History
SLES has been developed based on SUSE Linux by a small team led by Marcus Kraft and Bernhard Kaindl as principal developer who was supported by Joachim Schröder. It was first released on 31 October 2000 as a version for IBM S/390 mainframe machines. In December 2000, the first enterprise client (Telia) was made public. In April 2001, the first SLES for x86 was released.
SLES version 9 was released in August 2004. Service Pack 4 was released in December 2007. It is supported by the major hardware vendors—IBM, HP, Sun Microsystems, Dell, SGI, Lenovo, and Fujitsu Siemens Computers.
SLES 10 is installed on NASA's supercomputer Columbia.
SUSE Linux Enterprise Server 10 was released in July 2006, and is also supported by the major hardware vendors. Service pack 4 was released in April 2011. SLES 10 shares a common codebase with SUSE Linux Enterprise Desktop 10—Novell's desktop distribution for business use—and other SUSE Linux Enterprise products.
The front node of JUGENE, a petaflops supercomputer at the Jülich Research Centre in Germany, uses SLES 10 as its operating system.

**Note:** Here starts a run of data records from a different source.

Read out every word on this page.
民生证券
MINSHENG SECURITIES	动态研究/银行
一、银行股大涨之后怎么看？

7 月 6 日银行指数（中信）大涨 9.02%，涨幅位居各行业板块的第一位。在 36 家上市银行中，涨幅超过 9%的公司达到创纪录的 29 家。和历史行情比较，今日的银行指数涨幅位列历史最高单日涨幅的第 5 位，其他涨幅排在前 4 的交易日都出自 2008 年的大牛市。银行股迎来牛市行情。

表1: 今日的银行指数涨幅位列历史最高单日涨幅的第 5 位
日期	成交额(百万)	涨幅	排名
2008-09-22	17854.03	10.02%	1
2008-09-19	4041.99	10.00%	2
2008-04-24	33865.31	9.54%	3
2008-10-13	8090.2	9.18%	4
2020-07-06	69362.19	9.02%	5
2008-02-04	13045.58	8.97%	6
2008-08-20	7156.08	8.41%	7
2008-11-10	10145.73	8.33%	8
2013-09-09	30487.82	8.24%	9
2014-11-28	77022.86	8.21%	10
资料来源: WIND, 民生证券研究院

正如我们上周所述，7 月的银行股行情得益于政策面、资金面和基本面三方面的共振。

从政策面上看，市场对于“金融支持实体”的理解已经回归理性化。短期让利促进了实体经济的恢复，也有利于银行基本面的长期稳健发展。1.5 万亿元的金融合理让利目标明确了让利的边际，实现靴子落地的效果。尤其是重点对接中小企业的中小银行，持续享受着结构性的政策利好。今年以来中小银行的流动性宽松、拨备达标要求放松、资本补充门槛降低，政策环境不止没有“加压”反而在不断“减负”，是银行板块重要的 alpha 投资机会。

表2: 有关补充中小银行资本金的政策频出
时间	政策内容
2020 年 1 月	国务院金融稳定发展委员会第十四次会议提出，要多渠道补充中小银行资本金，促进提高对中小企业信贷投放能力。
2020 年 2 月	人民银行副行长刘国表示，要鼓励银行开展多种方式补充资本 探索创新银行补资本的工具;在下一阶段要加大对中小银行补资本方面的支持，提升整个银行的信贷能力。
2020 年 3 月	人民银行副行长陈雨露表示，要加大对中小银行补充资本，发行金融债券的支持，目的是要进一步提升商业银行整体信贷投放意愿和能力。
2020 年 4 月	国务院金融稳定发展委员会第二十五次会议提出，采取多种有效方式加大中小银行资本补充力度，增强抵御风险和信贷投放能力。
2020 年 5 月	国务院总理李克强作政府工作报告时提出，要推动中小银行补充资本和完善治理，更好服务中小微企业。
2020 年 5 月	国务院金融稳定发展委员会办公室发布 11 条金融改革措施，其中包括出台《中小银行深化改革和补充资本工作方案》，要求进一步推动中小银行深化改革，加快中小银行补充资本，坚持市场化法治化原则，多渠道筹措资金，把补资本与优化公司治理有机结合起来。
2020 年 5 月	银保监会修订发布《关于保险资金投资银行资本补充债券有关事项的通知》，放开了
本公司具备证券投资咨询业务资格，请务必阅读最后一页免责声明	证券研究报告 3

SUSE Linux Enterprise Server 11 was released on March 24, 2009 and include Linux kernel 2.6.27, Oracle Cluster File System 2, support for the OpenAIS cluster communication protocol for server and storage clustering, and Mono 2.0. SLES 11 SP1 (released May 2010) rebased the kernel version to 2.6.32. In February 2012, SLES 11 SP2 was released, based on kernel version 3.0.10.
IBM's Watson was built on IBM's Power7 systems using SLES.